Nun ist eine E-Mail aufgetaucht, in der Gegner von Stuttgart 21 dazu aufrufen, die Veranstaltung für Protestzwecke umzunutzen. "Wir müssen den Samstag im Landtag mit unserem Thema besetzen; denen muss hören und sehen vor lauter Stgt-21-Gegner vergehen", heißt es darin. "Denen muss der Trollinger ausgehen. Und die Brezeln."

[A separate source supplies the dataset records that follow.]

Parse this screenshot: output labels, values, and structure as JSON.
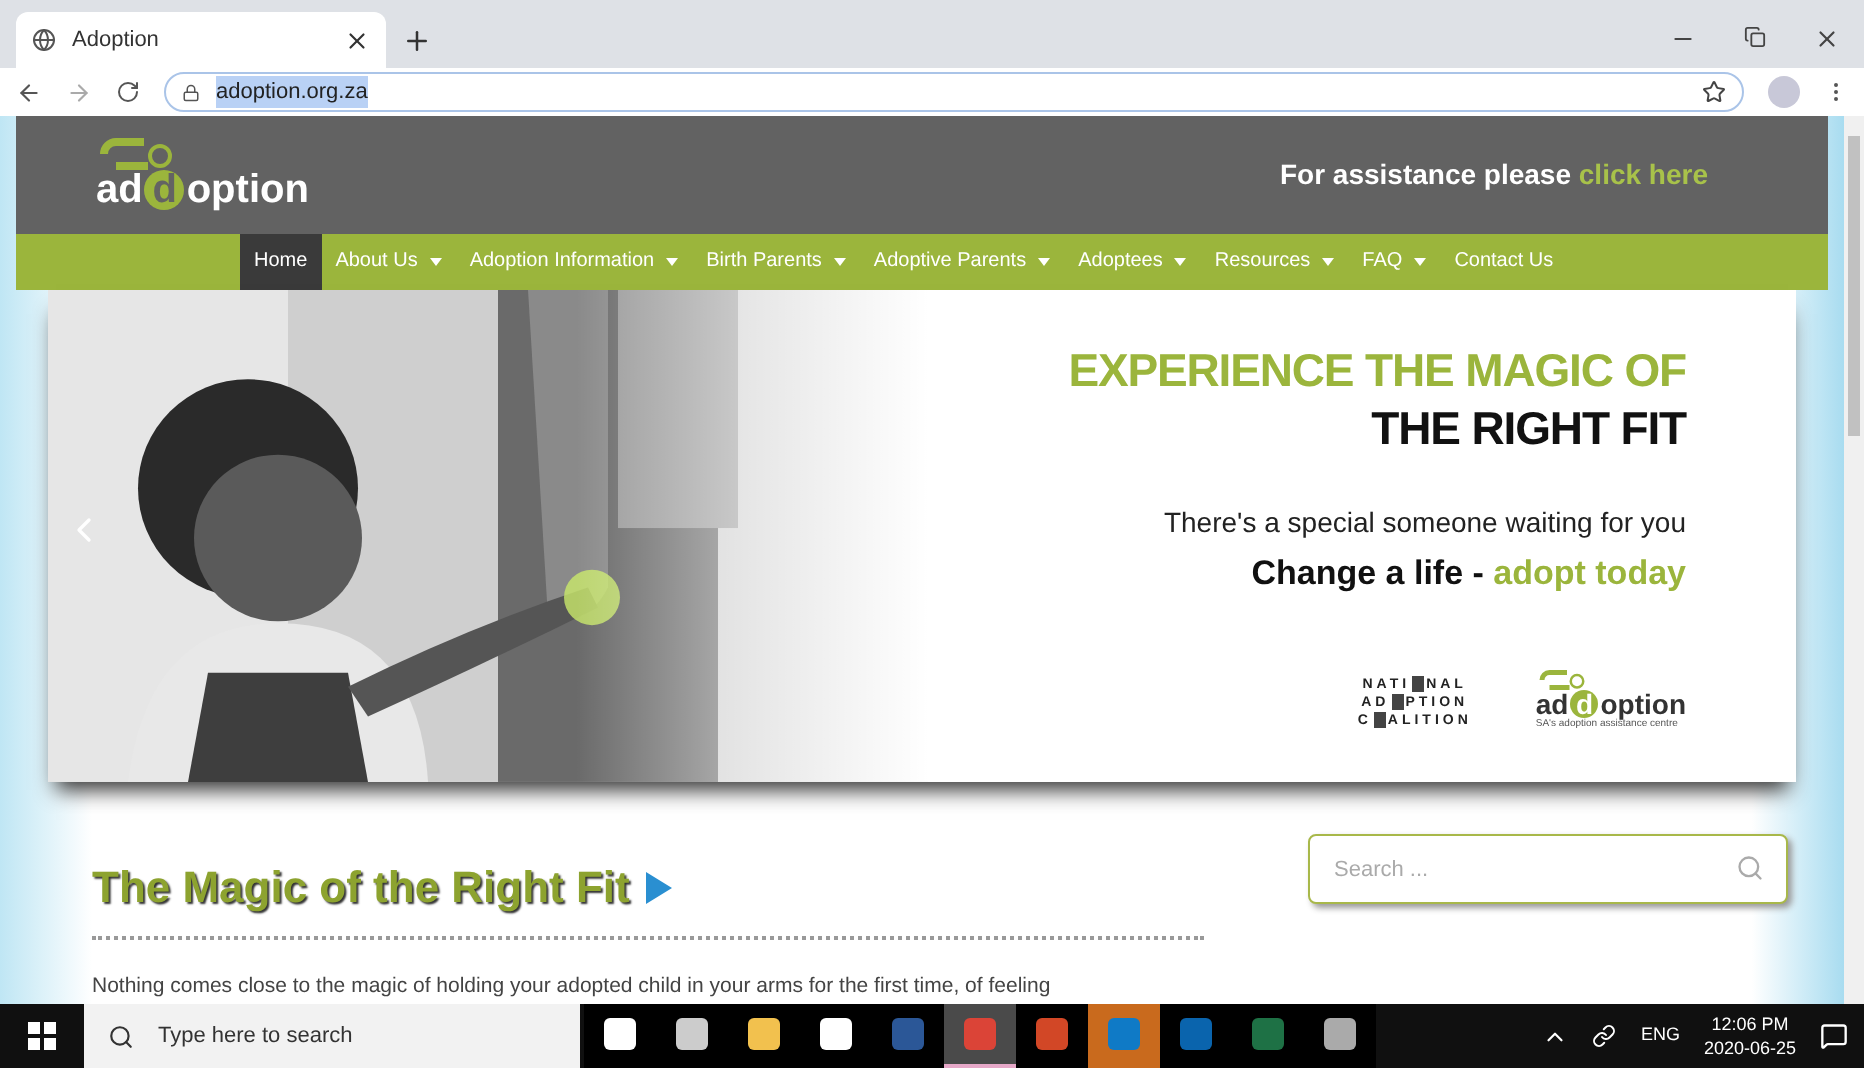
{
  "browser": {
    "tab": {
      "title": "Adoption"
    },
    "url": "adoption.org.za"
  },
  "header": {
    "logo": {
      "prefix": "ad",
      "mark": "d",
      "suffix": "option"
    },
    "assist": {
      "text": "For assistance please",
      "link": "click here"
    }
  },
  "nav": [
    {
      "label": "Home",
      "selected": true,
      "dropdown": false
    },
    {
      "label": "About Us",
      "selected": false,
      "dropdown": true
    },
    {
      "label": "Adoption Information",
      "selected": false,
      "dropdown": true
    },
    {
      "label": "Birth Parents",
      "selected": false,
      "dropdown": true
    },
    {
      "label": "Adoptive Parents",
      "selected": false,
      "dropdown": true
    },
    {
      "label": "Adoptees",
      "selected": false,
      "dropdown": true
    },
    {
      "label": "Resources",
      "selected": false,
      "dropdown": true
    },
    {
      "label": "FAQ",
      "selected": false,
      "dropdown": true
    },
    {
      "label": "Contact Us",
      "selected": false,
      "dropdown": false
    }
  ],
  "banner": {
    "headline_1": "EXPERIENCE THE MAGIC OF",
    "headline_2": "THE RIGHT FIT",
    "subline": "There's a special someone waiting for you",
    "cta_text": "Change a life -",
    "cta_highlight": "adopt today",
    "coalition_logo": [
      {
        "before": "NATI",
        "after": "NAL"
      },
      {
        "before": "AD",
        "after": "PTION"
      },
      {
        "before": "C",
        "after": "ALITION"
      }
    ],
    "logo": {
      "prefix": "ad",
      "mark": "d",
      "suffix": "option",
      "tagline": "SA's adoption assistance centre"
    }
  },
  "content": {
    "heading": "The Magic of the Right Fit",
    "paragraph": "Nothing comes close to the magic of holding your adopted child in your arms for the first time, of feeling"
  },
  "search": {
    "placeholder": "Search ..."
  },
  "taskbar": {
    "search_placeholder": "Type here to search",
    "apps": [
      {
        "kind": "taskview",
        "selected": false
      },
      {
        "kind": "people",
        "selected": false
      },
      {
        "kind": "explorer",
        "selected": false
      },
      {
        "kind": "store",
        "selected": false
      },
      {
        "kind": "word",
        "selected": false
      },
      {
        "kind": "chrome",
        "selected": true
      },
      {
        "kind": "powerpoint",
        "selected": false
      },
      {
        "kind": "edge",
        "selected": false
      },
      {
        "kind": "outlook",
        "selected": false
      },
      {
        "kind": "excel",
        "selected": false
      },
      {
        "kind": "paint",
        "selected": false
      }
    ],
    "language": "ENG",
    "time": "12:06 PM",
    "date": "2020-06-25"
  }
}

Das hat einen Großteil der Abgeordneten verschreckt. CDU, SPD und FDP distanzieren sich in einer gemeinsamen Mitteilung von diesem Ansinnen "mit allem Nachdruck". Der Tag der offenen Tür richte sich an die gesamte Bevölkerung und "darf nicht von bestimmten, möglicherweise auch gewaltbereiten Gruppen unter dem Vorwand des Themas Stuttgart 21 besetzt werden". Die Abgeordneten seien bereit, auch über Stuttgart 21 zu diskutieren, "aber ausschließlich in den gebotenen demokratischen Umgangsformen". Das Bündnis K21 solle dafür sorgen, das die Veranstaltung "ungestört ablaufen kann".
Die Grünen appellieren, die Lage "nicht unnötig zu dramatisieren". Außer der Mail gebe es keine Anzeichen "für irgendeine Art von Aktionen gewaltbereiter Gruppen". Die Abgeordneten müssten souverän mit so etwas umgehen. Schließlich verbiete das Bannmeilengesetz öffentliche Versammlungen im befriedeten Bannkreis.